# ZFS Problem



## bsus (Jul 1, 2011)

Hi,

I succesfully built a RAID6 with [cmd=]zfspool create datastore ad6 ad8 ad10 ad12 ad14[/cmd]

The problem now is that I want to mount this pool as /home dir, where alle users have access over Samba/NFS to their data. Unfortunatly because of the name "datastore" I can't easily mount it as /home.

So I wanted to remove the pool (the zfspool is still empty) with [cmd=]zfs remove -rRf datastore[/cmd] I also tried just [cmd=]zfs remove -r datastore[/cmd] There's no error message but after a reboot it's again there and I also can't create the new pool.

How can I now delete this storage successfully?

Regards, bsus


----------



## graudeejs (Jul 1, 2011)

`# zfs set mountpoint=/home datastore`

And, you definately MUST read these man pages.
zfs()
zpool()


----------



## bsus (Jul 1, 2011)

I was reading them.

So you have to delete the pool with [cmd=]zpool destroy <pool>[/cmd] and then you can't directly mount the pool but you have to create a pool and then a secondary with [cmd=]zfs create <>[/cmd] and this we can mount like you wrote.

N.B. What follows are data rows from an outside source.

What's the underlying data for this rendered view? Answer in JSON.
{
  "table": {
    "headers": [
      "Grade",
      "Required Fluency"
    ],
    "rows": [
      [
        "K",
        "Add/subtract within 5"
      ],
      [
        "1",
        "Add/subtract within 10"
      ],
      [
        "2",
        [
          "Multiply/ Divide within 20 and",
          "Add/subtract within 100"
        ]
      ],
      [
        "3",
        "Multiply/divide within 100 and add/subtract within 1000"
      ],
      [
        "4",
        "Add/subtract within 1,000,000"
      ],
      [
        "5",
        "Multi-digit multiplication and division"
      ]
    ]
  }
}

I have another question: I am using five 2TB WD Caviar Green drives for the storage. I now used RAID6 but I heard that RAID6 has poor performance. Is this right with ZFS? Or should I use RAID5? Or is the performace already limited by the 1000MBit/s (=125MB/s) connection?

Regards


----------



## graudeejs (Jul 1, 2011)

bsus said:
			
		

> I was reading them...


Go on, finish reading them. You have HUGE holes of knowledge about zfs.



			
				bsus said:
			
		

> So you have to delete the pool with "zpool destroy <pool>" and then you can't directly mount the pool but you have to create a pool and then a secondary with "zfs create <>" and this we can mount like you written.



Absolutely wrong.



			
				bsus said:
			
		

> I have an else question.
> I am using five 2TB WD Caviar Green drives for the storage. I now used RAID6 but I heared that RAID6 should have poor performance. Is this right with ZFS? Or should I better use RAID5? Or is the performace already limited by the 1000MBit/s (=125MB/s) Connection?
> 
> Regards



Zfs can offer RAIDZ (aka RAIDZ1), RAIDZ2 (or RAIDZ3 on *Solaris), anything is limited to your hardware performance.

My desktop PC, with RAIDZ1 gets up to 220+-MB/s (I also have Caviar Green drives). Performance is great, but you better have lots of RAM.


----------